Has Apple quietly solved MacBook Pro's 'flexgate' flaw that cost users $600 to fix?

A 2mm longer cable may address the 'fluxgate' problem in 2018 MacBook Pro models, but Apple still hasn't acknowledged the issue.

Apple still hasn't publicly acknowledged the so-called 'flex gate' issue affecting MacBook Pro models made in 2016 and later. But it may have tacitly admitted to the existence of the design flaw by using a slightly longer display cable in 2018 MacBook Pro models.

The issue has forced some MacBook Pro owners to replace the entire screen of their laptops due to a damaged flex cable that connects the display and the display controller board under the touch bar.

Users have been up in arms because replacing the damaged cable would cost $6, but thanks to Apple's decision to solder the cable to the board, the whole display needs to be replaced, costing about $600. And it usually happened about a year after the warranty had expired.

The cable itself wore out after a few years of opening and closing the lid through normal usage.

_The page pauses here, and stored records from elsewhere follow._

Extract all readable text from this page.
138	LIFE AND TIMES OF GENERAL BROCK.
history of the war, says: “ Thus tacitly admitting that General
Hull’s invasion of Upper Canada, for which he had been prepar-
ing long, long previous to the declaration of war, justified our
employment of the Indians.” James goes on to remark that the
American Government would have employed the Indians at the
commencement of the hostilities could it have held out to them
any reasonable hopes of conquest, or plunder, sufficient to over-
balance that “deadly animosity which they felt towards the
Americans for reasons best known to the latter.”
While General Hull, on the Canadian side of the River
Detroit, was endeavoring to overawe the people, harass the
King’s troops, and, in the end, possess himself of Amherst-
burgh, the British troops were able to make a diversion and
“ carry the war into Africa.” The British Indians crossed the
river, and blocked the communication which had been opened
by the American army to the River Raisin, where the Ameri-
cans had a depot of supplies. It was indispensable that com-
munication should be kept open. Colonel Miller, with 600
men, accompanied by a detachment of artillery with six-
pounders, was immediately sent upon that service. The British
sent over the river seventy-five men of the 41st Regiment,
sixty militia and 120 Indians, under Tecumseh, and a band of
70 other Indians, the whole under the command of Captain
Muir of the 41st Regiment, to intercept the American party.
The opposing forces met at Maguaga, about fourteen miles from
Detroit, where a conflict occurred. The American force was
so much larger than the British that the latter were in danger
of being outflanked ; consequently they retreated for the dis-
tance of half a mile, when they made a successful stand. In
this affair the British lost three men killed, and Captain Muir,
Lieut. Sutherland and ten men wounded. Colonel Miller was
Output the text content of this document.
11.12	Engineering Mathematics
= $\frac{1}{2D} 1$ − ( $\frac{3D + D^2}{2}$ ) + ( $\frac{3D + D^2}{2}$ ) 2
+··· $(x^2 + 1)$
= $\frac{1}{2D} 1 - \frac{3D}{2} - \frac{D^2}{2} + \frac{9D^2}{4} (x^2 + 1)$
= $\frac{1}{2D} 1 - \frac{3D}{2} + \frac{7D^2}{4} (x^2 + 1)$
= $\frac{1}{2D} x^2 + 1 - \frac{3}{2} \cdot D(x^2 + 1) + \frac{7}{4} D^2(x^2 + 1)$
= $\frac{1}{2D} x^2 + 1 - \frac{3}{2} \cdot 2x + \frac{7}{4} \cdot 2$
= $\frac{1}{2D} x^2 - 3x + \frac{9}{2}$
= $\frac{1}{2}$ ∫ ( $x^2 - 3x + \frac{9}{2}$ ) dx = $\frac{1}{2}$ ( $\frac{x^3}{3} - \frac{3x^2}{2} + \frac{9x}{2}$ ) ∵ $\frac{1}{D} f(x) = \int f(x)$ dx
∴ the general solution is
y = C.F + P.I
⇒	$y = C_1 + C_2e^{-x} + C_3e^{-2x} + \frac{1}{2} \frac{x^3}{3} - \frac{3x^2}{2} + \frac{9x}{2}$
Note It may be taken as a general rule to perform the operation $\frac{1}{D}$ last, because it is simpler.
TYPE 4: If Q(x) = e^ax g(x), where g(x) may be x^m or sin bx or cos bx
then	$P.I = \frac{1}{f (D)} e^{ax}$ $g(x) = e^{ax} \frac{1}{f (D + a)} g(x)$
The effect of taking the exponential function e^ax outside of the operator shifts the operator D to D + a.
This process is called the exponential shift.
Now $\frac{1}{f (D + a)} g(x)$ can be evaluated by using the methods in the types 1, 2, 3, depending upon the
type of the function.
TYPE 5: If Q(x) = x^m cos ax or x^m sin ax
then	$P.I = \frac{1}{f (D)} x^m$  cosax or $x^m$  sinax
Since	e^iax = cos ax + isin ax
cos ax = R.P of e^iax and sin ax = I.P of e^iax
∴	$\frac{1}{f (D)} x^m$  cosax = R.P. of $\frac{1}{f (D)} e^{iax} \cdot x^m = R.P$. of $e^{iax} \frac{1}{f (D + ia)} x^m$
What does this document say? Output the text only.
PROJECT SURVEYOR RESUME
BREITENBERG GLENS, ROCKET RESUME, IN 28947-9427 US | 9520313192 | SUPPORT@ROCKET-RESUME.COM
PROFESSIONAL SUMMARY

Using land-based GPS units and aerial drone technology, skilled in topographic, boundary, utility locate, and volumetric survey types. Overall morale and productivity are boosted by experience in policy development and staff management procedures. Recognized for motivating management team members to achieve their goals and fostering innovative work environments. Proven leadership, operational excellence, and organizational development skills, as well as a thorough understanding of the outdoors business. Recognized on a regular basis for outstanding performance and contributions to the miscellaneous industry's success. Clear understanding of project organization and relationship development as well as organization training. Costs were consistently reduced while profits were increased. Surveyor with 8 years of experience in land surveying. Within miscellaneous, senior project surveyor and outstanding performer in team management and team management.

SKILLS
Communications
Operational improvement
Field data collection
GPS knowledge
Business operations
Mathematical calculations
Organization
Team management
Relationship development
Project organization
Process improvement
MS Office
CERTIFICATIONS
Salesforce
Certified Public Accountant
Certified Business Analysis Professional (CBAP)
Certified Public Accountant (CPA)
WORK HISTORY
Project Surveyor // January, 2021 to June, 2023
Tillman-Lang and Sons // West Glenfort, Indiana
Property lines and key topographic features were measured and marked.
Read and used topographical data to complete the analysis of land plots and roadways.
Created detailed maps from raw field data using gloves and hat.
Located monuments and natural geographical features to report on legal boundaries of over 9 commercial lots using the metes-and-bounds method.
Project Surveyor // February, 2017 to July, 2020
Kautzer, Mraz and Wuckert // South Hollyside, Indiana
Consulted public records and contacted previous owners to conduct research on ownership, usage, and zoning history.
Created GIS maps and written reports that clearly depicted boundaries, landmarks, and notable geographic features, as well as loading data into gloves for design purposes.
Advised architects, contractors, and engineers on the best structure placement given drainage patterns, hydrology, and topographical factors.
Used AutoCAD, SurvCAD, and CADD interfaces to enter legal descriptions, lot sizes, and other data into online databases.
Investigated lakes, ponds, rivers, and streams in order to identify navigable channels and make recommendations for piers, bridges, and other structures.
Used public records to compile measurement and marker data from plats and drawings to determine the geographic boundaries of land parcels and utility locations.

In particular, repair shops discovered that if the lid was opened beyond 90 degrees the cable would become stretched around the board, causing stress to an already very thin and fragile cable.

Repair experts at iFixit have confirmed that Apple's 2018 MacBook Pro could address this wear on the flex cable, which is 2mm longer than the cable in earlier models.

That doesn't sound like much of a difference, but iFixit teardown engineer Taylor Dixon says the extra length is "significant".

"This is significant because it gives the backlight cable more room to wrap around the board and not come into contact with the board as the laptop is opened past 90 degrees," said Dixon.

However, Dixon also notes that iFixit isn't 100 percent certain about the exact cause of the failure, meaning it could solve the problem or just delay the failure.

"The longer cable definitely gives more room to breathe around the board, but it's still in such close contact with the board that it's impossible to tell whether it's rubbing on the board at any point."